Salik IPO: Why a 100% dividend payout makes perfect sense
A growing pool of investors take serious liking to ‘defensive’ stock buys
The UAE IPO juggernaut continues. The Salik announcement to list 20 per cent continues the theme of privatization of UAE assets and provide a platform for investors to channel their savings. This is particularly relevant given inflationary headwinds that have engulfed world markets.
We know that ‘defensive’ equity positions the world over have outperformed the ‘risk on assets. Lesser known is the fact that a dividend heavy index (The S&P 500 Dividend Aristocrat Index) outperformed the S&P 500 over the last 20 years (in excess of 20 per cent on a compounded basis). This suggests it is the total return that investors should be focusing on, in addition to their cashflow returns. This is particularly true as interest rates march higher.
Clued into cities’ growth ways
Its growth – whilst organic and high cashflow generating – will provide insights into how developing communities evolve in various parts of the city as traffic patterns and movements can be scrutinized and developed. There is little doubt that various governmental agencies had companies like the Transurban group in mind when plans were first unveiled for the Salik IPO.
Fleet-footed thinking
From surge pricing to consulting services, Salik has been a pioneer in the region (like many of Dubai’s initiatives). At base, however, there is an acute understanding that the nature of financial market returns will shift towards cashflow and dividend based plays. This is critical if the domestic retail and institutional investor base is to grow and become part and parcel of the capital formation process that is so necessary in the ‘financialization’ of the economy.
Investors are looking for stable annuity type returns, and historically in the UAE, they have looked abroad to fulfil their needs. The structure of returns have been predominantly capital-based in an era of low to zero interest rates. However, for a pension fund and institutional investor base to prosper, the entire gamut of market opportunities need to be offered. And Dubai’s moves in the capital markets follow earlier moves in the real estate markets.
For capital market investors, liquidity is a key component, and the fact that the number of listings are increasing – despite the scarcity of public offerings in international markets – is capitalizing on a shift of capital flows headed towards the region. Dubai, however, has had at its heart of decision-making, the interests of the small investor. Recent IPO announcements, as well as the ones on the anvil, are reviving the confidence of these growing number of investors calling Dubai and the UAE their home.
Capex-lite makes a neat fit
Those who do not want to indulge in day trading, but want a conservative-long term investor portfolio.

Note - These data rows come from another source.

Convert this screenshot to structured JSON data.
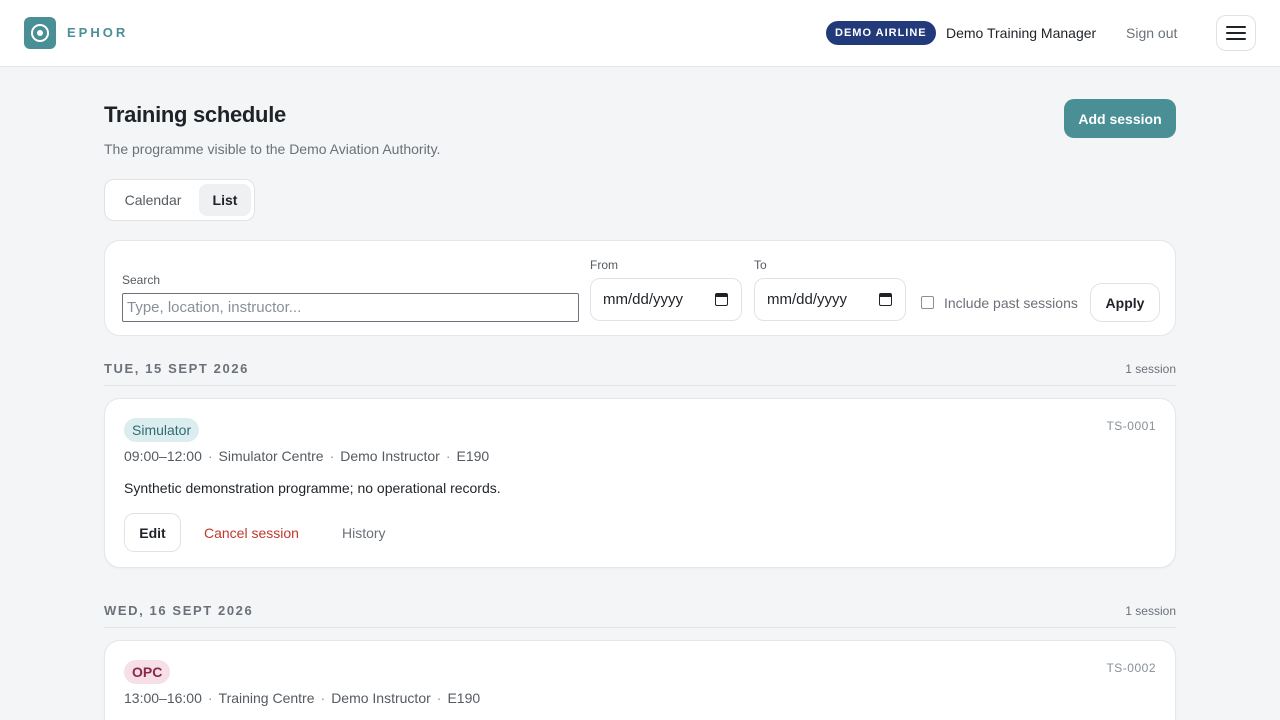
{
  "header": {
    "brand": "EPHOR",
    "airline_badge": "DEMO AIRLINE",
    "user_name": "Demo Training Manager",
    "sign_out": "Sign out",
    "menu_icon": "hamburger-menu-icon"
  },
  "page": {
    "title": "Training schedule",
    "subtitle": "The programme visible to the Demo Aviation Authority.",
    "add_button": "Add session"
  },
  "view_toggle": {
    "options": [
      "Calendar",
      "List"
    ],
    "selected": "List"
  },
  "filters": {
    "search_label": "Search",
    "search_placeholder": "Type, location, instructor...",
    "search_value": "",
    "from_label": "From",
    "from_value": "mm/dd/yyyy",
    "to_label": "To",
    "to_value": "mm/dd/yyyy",
    "include_past_label": "Include past sessions",
    "include_past_checked": false,
    "apply_button": "Apply"
  },
  "days": [
    {
      "date": "TUE, 15 SEPT 2026",
      "count": "1 session",
      "sessions": [
        {
          "type": "Simulator",
          "id": "TS-0001",
          "time": "09:00–12:00",
          "location": "Simulator Centre",
          "instructor": "Demo Instructor",
          "aircraft": "E190",
          "description": "Synthetic demonstration programme; no operational records.",
          "edit": "Edit",
          "cancel": "Cancel session",
          "history": "History"
        }
      ]
    },
    {
      "date": "WED, 16 SEPT 2026",
      "count": "1 session",
      "sessions": [
        {
          "type": "OPC",
          "id": "TS-0002",
          "time": "13:00–16:00",
          "location": "Training Centre",
          "instructor": "Demo Instructor",
          "aircraft": "E190"
        }
      ]
    }
  ],
  "colors": {
    "accent": "#4a8f95",
    "airline_badge": "#233a7a",
    "danger": "#c0392b",
    "simulator_tag_bg": "#dcedef",
    "opc_tag_bg": "#f6dfe7"
  }
}
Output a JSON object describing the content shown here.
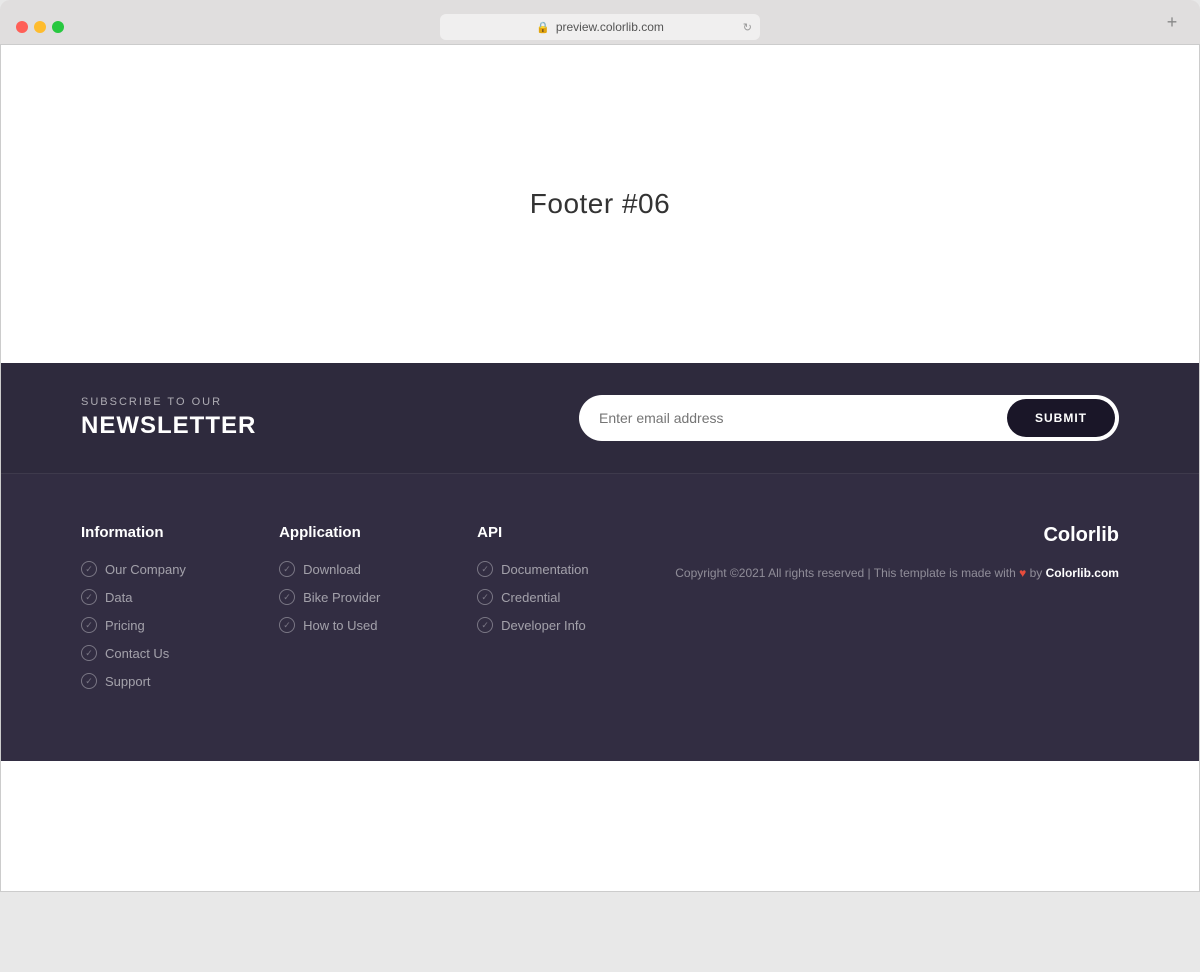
{
  "browser": {
    "url": "preview.colorlib.com",
    "new_tab_label": "+"
  },
  "page": {
    "title": "Footer #06"
  },
  "newsletter": {
    "subtitle": "SUBSCRIBE TO OUR",
    "title": "NEWSLETTER",
    "email_placeholder": "Enter email address",
    "submit_label": "SUBMIT"
  },
  "footer": {
    "columns": [
      {
        "heading": "Information",
        "links": [
          "Our Company",
          "Data",
          "Pricing",
          "Contact Us",
          "Support"
        ]
      },
      {
        "heading": "Application",
        "links": [
          "Download",
          "Bike Provider",
          "How to Used"
        ]
      },
      {
        "heading": "API",
        "links": [
          "Documentation",
          "Credential",
          "Developer Info"
        ]
      }
    ],
    "brand": "Colorlib",
    "copyright": "Copyright ©2021 All rights reserved | This template is made with",
    "copyright_by": "by",
    "copyright_link": "Colorlib.com"
  }
}
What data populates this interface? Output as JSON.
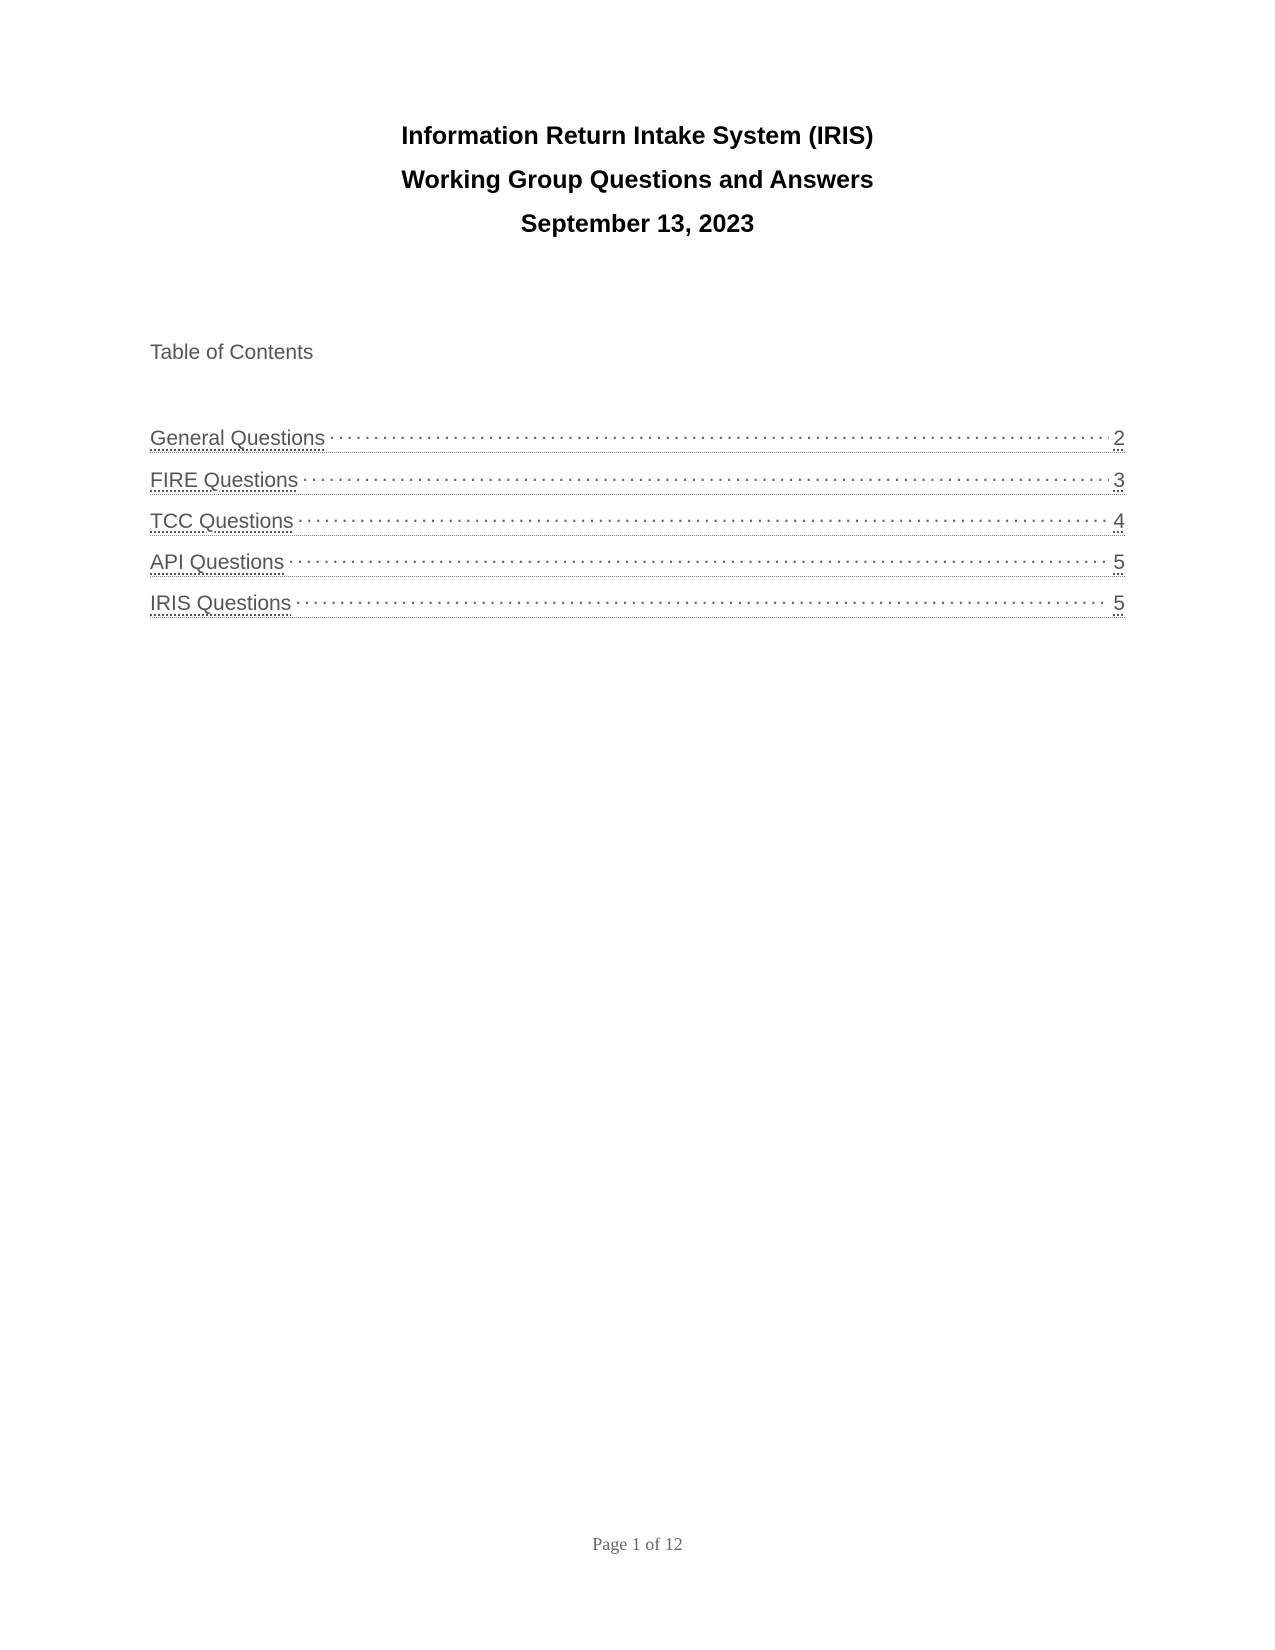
{
  "title": {
    "line1": "Information Return Intake System (IRIS)",
    "line2": "Working Group Questions and Answers",
    "line3": "September 13, 2023"
  },
  "toc": {
    "heading": "Table of Contents",
    "items": [
      {
        "label": "General Questions",
        "page": "2"
      },
      {
        "label": "FIRE Questions",
        "page": "3"
      },
      {
        "label": "TCC Questions",
        "page": "4"
      },
      {
        "label": "API Questions",
        "page": "5"
      },
      {
        "label": "IRIS Questions",
        "page": "5"
      }
    ]
  },
  "footer": {
    "text": "Page 1 of 12"
  }
}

This is why the ‘capex –lite’ model of Salik means that they will distribute all of their profits as dividends, further buttressing cashflows for the retail as well as institutional investors. This is path breaking and indicative of the reflection of knowledge of how returns are likely to accrue.
It is obvious that there will always be some that will continue to look for the initial ‘share price pops’ when the company commences trading. Equally obvious is the fact that there are a growing set of people that are looking for long term investments at decent valuation multiples. It is for these investors that IPOs like Salik will be ‘destination’ investments as the UAE marches forward towards becoming a global financial center.